Finance

The More The Merrier

New Banking Licenses

Having kept out new entrants for over 10 years following Turkey's financial crash of 2001, the regulator has begun to grant new licenses, shaking up the banking scene.

Turkey has come a long way from the long dark night of February 19th, 2001, when former Prime Minister Ecevit announced a “serious crisis,” which at once consummated and precipitated a huge stock market crash. The Central Bank lost $5 billion in reserves, while the interest rate neared 3.0%, ushering in a period of collective soul searching. Dependence on foreign investment was deigned a key culprit and a wounded nation spent one-third of its GDP refinancing the banking sector in particular. The Banking Regulation and Supervision Agency (BDDK) dealt stringently with the fallout by imposing strict controls on the sector, which greatly impacted the licensing system until 2011.

When the BDDK sanctioned Lebanese Bank Audi’s Turkish entry through its subsidiary Odeabank in October 2011, it was the first time the watchdog had granted a license in 12 years. Since then further licenses, by no means easy to gain, have been issued to the Bank of Tokyo-Mitsubishi, Intesa Sanpaulo from Italy, Dutch Rabobank, and most recently the leviathan Industrial and Commercial Bank of China (ICBC). Meanwhile, the government has sought to fully capitalize on the previously marginalized participation banking industry, neutrally coined participation banking, in the earthy terminology of the secular state.

Prima facie a dramatic change in tack, the origins of this revision are not difficult to fathom. Turkey’s government has spent years relentlessly pursuing a long-term and prudent economic strategy focused on industry and diversification, which has been paying significant dividends. The hitherto closed-off banking industry was identified as ripe for strong foreign investment and competition to help reinforce economic growth. The arrival of Odeabank as the first foreign player under this emerging paradigm reflected an excellent fit and microcosmic reflection of the sector’s new direction.

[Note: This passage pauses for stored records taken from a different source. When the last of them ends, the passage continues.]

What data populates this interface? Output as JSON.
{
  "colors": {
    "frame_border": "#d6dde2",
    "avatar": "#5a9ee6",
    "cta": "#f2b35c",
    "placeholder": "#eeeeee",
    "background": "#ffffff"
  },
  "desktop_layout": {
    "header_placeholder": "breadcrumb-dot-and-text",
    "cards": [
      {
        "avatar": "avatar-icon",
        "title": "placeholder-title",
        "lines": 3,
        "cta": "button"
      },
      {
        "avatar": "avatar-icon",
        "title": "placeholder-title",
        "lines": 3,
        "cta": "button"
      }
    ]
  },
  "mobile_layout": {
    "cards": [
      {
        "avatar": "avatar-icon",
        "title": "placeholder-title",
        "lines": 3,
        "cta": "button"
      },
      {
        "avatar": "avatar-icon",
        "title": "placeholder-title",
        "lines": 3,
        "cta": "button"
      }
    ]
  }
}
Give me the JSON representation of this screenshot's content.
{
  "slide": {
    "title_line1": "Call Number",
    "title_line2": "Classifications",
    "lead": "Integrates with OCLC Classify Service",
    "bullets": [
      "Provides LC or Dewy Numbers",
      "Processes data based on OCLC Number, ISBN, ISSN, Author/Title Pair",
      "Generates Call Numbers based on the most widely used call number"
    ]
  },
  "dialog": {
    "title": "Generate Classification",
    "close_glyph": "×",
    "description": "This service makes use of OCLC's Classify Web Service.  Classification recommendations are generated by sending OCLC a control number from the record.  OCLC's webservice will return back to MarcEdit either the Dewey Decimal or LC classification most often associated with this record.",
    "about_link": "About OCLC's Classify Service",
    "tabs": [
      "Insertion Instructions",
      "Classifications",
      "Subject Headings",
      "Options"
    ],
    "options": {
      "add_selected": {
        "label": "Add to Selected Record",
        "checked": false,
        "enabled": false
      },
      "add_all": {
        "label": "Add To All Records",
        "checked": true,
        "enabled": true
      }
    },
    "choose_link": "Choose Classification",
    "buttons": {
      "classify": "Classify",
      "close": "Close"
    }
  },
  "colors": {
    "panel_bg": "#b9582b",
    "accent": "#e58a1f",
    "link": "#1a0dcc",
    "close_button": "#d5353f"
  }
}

Launching operations in November 2012, Odeabank quickly established its goal of becoming a top 15 bank in Turkey, chiefly through utilizing the regional presence and universal profile of main shareholder Bank Audi. With $7 billion in assets, 19 locations, and almost 1,000 employees, the subsidiary has succeeded in the competitive Turkish market by leveraging its trade and investment flow expertise and linking Turkey to the MENA region through its parent. Odeabank’s success is a natural consequence of a discernible shift in trade patterns with Turkey’s relationship with the Middle East, showing strong development while trade with the EU gradually declines.

While European banks BBVA and Rabobank are among the success stories of licensing liberalization, the underlying tale is of the dominance of Middle Eastern and Asian banks in tying up the sector’s spoils. Kuwaiti Burgan bank has expanded across the nation after acquiring Tekfen AS in a $349 million deal, while the Commercial Bank of Qatar has flourished since absorbing Alternatifbank after a battle with Commercial Bank of China won with a $460 million layout. Not to be denied, Eastern powerhouse ICBC acquired a 75.5% stake in Tekstilbank for $256 million following a successful path forged by Tokyo-Mitsubishi.

The eastward trend is also evident in the other key licensing development making waves as T.C. Ziraat Bankası A.Åž., Turkey’s largest bank, was granted an incorporation license by the BDDK, making it the first state-owned Participation bank in Turkey. Halkbank and Vakıfbank have announced plans to follow suit, while other Turkish banks liquidated in the 2001 crisis are anticipated to resurrect their legacies as providers. The Participation Banks Association of Turkey has announced a target of tripling the share of Participation banking assets in Turkey by 2023 to widen the nation’s chunk of a fiercely growing industry already worth in excess of $1 trillion worldwide.

While the reemergence of Participation banking also points toward a shift in geographical emphasis, the key determinant here is the quest for competition, investment, and diversification. By relaxing its licensing regime, Turkey is finally laying to rest the ghosts of 2001 and opening the doors to banking business of all stripes. Under the watchful eye of the BDDK, stability will be a primary concern and with the right strategy prosperity this time around will not be built on a house of cards.